Recently I have begun to incorporate projects more and more into my classroom. The latest was ‘Shop ‘Til You Drop’. This activity gave students real-world experience adding and subtracting decimals (This is a 5th grade Common Core Standard – NBT.7). It also incorporates 4 other Common Core Standards. It was a project that my partner teacher found online.

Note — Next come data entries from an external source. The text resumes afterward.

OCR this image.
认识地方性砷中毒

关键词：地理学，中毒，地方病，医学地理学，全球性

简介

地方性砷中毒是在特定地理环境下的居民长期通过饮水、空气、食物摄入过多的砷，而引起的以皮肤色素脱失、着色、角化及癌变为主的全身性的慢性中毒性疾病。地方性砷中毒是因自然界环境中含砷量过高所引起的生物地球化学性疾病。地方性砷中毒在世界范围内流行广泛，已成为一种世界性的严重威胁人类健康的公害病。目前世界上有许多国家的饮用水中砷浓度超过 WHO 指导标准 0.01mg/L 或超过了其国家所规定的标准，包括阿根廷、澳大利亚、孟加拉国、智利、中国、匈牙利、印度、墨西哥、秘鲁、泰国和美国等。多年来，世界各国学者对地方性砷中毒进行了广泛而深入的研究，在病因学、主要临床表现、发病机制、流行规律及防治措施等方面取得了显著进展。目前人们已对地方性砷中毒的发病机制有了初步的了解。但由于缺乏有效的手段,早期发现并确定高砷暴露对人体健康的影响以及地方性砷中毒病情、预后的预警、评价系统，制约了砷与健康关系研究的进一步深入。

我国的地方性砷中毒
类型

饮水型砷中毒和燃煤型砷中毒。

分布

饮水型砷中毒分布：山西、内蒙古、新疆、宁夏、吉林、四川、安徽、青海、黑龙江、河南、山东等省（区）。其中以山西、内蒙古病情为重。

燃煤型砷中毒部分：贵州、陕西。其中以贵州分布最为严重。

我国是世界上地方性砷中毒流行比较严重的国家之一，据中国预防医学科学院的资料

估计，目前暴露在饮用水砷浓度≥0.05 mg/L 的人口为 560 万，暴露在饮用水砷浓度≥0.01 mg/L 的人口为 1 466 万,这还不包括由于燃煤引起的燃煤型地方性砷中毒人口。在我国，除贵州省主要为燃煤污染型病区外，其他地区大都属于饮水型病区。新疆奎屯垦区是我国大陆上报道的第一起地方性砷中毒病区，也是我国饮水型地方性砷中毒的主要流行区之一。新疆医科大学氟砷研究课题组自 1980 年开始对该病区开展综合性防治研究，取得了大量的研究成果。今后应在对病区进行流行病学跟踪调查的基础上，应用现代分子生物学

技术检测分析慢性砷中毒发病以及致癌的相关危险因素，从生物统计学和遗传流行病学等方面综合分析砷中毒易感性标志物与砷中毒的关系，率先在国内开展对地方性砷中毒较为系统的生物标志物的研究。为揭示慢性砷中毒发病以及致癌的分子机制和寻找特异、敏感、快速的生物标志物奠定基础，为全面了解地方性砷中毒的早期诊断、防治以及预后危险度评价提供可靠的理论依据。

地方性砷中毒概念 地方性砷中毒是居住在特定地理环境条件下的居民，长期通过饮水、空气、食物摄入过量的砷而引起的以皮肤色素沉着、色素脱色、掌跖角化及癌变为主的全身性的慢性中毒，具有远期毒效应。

And like any good teacher, I have had time to reflect on the project; take note of what went well, and what I will do differently next time.

Schöne Geschenke

Photo by geschenkhamster.de via wiki commons

 

What went well:

  • Students begged to work on the project.
  • Students took the assignment seriously.
  • Students asked for help with subtracting across zeros – I need to go back and reteach.
  • Students helped one another solve problems and find gifts.
  • Many quality presentations were made.
  • Many students viewed their project on the TV, seeking feedback.
  • Students took feedback and made adjustments – even after their presentation was given.
  • Templates were used and modified.

Things that need improving:

  • Work space on paper (just to make sure they’re not using a calculator).
  • Rubric/Scale that fits my needs – Marzano based.
  • Give more time. Took longer than I anticipated.
  • Ask what student would do with left over money. While some volunteered this information, many did not. It wasn’t something that I thought about until one student shared her thoughts – she wanted to donate the rest to a charity.